As we are waiting for SBL BibLit, I recommend using Cardo (free) which includes full sets of Hebrew, Greek, Latin, and transliteration characters. (BTW, if you haven't updated Cardo since April 2011, there is an updated version now available along with additional bold and italic sets.) If you aren't entirely comfortable trying to install the keyboards (especially setting up the right to left scripts) I recommend that you use the Tyndale Unicode Font Kit. It's available for a variety of platforms--Mac, Win, Linux--and provides additional instruction on its use. 

If you only type in Greek or Hebrew occasionally, I have previously suggested using Logos' free Shibboleth program with its graphical interface. (Rather than working within any program, Shibboleth runs separately, and you type/copy/paste into any other application.) Additionally:
  • Tavultesoft Keyman (a wonderful program for $19) integrates into your system so that you can type in brilliant Greek and Hebrew right in the program. No need to copy/paste...
  • Tavultesoft also has a free online notepad for typing in any language you want.
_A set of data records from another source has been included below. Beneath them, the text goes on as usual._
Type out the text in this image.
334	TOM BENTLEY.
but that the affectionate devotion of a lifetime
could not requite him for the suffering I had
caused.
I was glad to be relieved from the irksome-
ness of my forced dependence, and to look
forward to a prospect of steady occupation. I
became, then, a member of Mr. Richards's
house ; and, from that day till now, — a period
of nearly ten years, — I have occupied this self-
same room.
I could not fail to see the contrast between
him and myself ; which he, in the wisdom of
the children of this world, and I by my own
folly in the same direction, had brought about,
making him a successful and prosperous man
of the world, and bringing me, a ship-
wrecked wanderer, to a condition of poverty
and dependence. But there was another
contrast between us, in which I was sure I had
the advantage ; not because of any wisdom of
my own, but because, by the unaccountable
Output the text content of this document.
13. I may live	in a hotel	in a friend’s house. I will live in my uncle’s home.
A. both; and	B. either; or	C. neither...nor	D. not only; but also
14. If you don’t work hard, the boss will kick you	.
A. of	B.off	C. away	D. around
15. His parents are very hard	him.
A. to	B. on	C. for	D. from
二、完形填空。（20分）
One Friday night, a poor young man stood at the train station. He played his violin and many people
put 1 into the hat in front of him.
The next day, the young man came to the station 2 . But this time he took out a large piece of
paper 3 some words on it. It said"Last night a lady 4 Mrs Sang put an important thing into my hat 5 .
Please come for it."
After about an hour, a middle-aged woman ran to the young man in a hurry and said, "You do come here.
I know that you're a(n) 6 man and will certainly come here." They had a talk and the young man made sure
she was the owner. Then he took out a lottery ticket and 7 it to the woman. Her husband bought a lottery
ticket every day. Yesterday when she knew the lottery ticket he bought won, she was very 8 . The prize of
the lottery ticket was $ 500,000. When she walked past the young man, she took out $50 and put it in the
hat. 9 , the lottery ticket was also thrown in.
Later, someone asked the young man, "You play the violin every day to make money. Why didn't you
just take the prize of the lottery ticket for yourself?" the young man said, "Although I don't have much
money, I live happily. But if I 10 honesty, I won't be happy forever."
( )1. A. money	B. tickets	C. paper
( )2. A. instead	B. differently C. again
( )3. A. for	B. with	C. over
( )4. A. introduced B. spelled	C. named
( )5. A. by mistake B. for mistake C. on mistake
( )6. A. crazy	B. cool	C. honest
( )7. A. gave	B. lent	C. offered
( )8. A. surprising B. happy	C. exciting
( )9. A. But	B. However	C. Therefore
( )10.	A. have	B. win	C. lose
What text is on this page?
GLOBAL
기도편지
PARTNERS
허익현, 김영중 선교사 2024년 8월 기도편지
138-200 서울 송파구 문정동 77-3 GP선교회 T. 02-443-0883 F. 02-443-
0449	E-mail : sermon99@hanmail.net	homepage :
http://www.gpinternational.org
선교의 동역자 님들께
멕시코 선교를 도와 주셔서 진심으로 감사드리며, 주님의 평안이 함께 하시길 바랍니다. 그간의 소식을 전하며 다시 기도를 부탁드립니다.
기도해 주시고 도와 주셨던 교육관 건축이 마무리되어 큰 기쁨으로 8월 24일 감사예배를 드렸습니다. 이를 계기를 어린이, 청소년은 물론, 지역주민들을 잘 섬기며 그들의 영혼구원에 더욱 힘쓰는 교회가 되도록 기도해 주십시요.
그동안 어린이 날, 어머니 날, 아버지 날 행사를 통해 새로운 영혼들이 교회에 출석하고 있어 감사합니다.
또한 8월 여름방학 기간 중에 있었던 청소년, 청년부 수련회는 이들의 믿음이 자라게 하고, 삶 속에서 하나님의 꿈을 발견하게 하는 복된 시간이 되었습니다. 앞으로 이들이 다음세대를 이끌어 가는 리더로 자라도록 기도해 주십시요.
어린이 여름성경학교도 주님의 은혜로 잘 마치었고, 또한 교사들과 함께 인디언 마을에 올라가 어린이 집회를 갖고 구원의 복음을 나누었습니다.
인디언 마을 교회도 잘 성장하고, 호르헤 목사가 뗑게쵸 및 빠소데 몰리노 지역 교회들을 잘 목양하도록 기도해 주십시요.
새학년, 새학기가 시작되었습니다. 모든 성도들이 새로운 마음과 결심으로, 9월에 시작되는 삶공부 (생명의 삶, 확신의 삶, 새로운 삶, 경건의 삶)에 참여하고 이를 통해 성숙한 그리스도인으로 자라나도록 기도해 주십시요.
If you want to use Greek, you have four different keyboards to choose from. (Where is that psi?) I find "Greek Classical" to be the most usable.
  • The free online composer at TypeGreek.com is very nice, and note that it is even smart enough that if you type a sigma followed by a space or punctuation, it will convert it into a final sigma. One problem with TypeGreek: if you are typing and don't know what character you need, you hit the "Alphabet Key." This provides the layouts, but when you go back to the previous page where you were typing, it will be all gone.
  • The free online composer at GreekInputter2. The keyboard is a bit less intuitive, but you can display the layouts so that they are visible while you type in the box.